3.4. City Amusements
- City life separated work and home, work time and free time.
- Enjoyment meant buying tickets and being entertained.
- Music halls were popular.
- Chicago had six vaudeville houses in 1896 and twenty-two in 1910.
- Vaudeville evolved from minstrel shows into family-friendly entertainment handled by booking agencies.
- Movies emerged in 1896 with short films in penny arcades.
- Nickelodeons (five-cent admission) showed longer films.
- Amusement parks, like Coney Island, accommodated large crowds, fostering a mass culture.
- Amusement parks provided a temporary escape from urban industrial life.
- Amusements created new social spaces for young unmarried workers.
- Parental control over courtship weakened.
- A pleasure-seeking culture emerged in dance halls and amusement parks.
- Commercialized sex became more open.
- Prostitution was more visible and integrated with entertainment.
- Opium and cocaine were widely available and not yet illegal.
- New York’s red-light district was the Tenderloin.
- Gay subcultures existed in the Tenderloin and the Bowery.
- Homosexual life was not entirely covert in late-19th-century America.
- Gay saloons, meeting places, and drag balls flourished.
- Professional baseball became popular.
- In 1868, baseball became openly professional, led by the Cincinnati Red Stockings.
- The National League was launched in 1876.
- Team owners shaped the sport to please fans.

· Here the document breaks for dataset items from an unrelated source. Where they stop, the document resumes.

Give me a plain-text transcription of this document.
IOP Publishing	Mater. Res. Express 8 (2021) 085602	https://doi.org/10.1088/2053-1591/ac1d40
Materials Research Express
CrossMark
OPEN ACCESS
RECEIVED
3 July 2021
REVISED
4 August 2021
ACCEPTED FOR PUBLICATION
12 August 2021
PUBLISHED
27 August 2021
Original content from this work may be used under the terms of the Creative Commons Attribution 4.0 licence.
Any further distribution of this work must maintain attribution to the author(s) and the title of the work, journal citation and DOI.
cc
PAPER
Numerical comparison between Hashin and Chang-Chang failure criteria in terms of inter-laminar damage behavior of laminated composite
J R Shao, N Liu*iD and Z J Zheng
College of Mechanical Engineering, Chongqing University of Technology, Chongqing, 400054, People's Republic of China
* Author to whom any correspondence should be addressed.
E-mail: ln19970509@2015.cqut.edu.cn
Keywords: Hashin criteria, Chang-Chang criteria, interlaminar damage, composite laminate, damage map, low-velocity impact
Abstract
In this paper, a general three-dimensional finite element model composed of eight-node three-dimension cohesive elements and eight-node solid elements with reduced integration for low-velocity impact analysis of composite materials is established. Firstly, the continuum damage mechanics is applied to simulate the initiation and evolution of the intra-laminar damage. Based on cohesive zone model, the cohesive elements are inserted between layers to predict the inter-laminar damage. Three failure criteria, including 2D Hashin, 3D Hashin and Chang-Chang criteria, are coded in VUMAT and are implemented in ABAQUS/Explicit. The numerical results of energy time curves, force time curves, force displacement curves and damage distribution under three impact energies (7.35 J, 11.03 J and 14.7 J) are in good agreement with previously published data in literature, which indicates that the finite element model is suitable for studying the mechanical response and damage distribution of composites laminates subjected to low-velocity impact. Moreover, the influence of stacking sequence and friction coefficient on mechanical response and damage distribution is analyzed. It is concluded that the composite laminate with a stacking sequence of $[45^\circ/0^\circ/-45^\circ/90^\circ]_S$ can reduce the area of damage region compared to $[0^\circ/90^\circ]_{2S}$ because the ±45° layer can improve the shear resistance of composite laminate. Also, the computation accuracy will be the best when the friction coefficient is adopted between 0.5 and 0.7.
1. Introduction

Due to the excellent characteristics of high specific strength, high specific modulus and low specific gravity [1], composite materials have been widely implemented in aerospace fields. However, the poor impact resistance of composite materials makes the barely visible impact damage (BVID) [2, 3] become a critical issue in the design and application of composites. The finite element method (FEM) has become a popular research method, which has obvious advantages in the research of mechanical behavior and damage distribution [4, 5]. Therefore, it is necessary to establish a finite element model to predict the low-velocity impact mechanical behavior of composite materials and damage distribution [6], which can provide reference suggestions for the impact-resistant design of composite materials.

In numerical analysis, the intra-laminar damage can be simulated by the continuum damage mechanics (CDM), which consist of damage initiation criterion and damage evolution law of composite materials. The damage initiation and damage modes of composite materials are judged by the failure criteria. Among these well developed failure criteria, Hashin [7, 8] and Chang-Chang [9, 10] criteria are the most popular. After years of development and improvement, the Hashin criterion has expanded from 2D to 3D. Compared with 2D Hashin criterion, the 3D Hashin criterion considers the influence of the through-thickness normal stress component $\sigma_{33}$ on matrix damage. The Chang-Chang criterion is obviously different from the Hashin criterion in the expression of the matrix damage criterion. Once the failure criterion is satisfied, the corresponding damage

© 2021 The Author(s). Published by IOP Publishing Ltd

- Supporting the home team fostered city identity.
- Newspapers became more important.
- News included crime, scandal, and sensational events.
- The New York Sun introduced the human-interest story after the Civil War.
- Joseph Pulitzer (St. Louis Post-Dispatch, New York World) and William Randolph Hearst (San Francisco Examiner) were leading figures.
- Hearst’s sensationalism was called yellow journalism (after The Yellow Kid comic strip 1895).
3.5. The Higher Culture
- New institutions of higher culture developed.
- The Corcoran Gallery of Art (Washington, D.C.) opened in 1869.
- The Metropolitan Museum of Art (New York) started in 1871 and moved to Central Park in 1880.
- Symphony orchestras appeared.
- Public libraries grew (Andrew Carnegie funded about 1,000 libraries).
- The late 19th century was an age of money making and giving.
- Millionaires patronized the arts out of civic duty, social ambition, and national pride.
- Mark Twain and Charles Dudley Warner satirized America in The Gilded Age (1873).
- Some upper-class members (e.g., Henry James) moved to Europe.
- Others sought to raise the nation’s cultural level.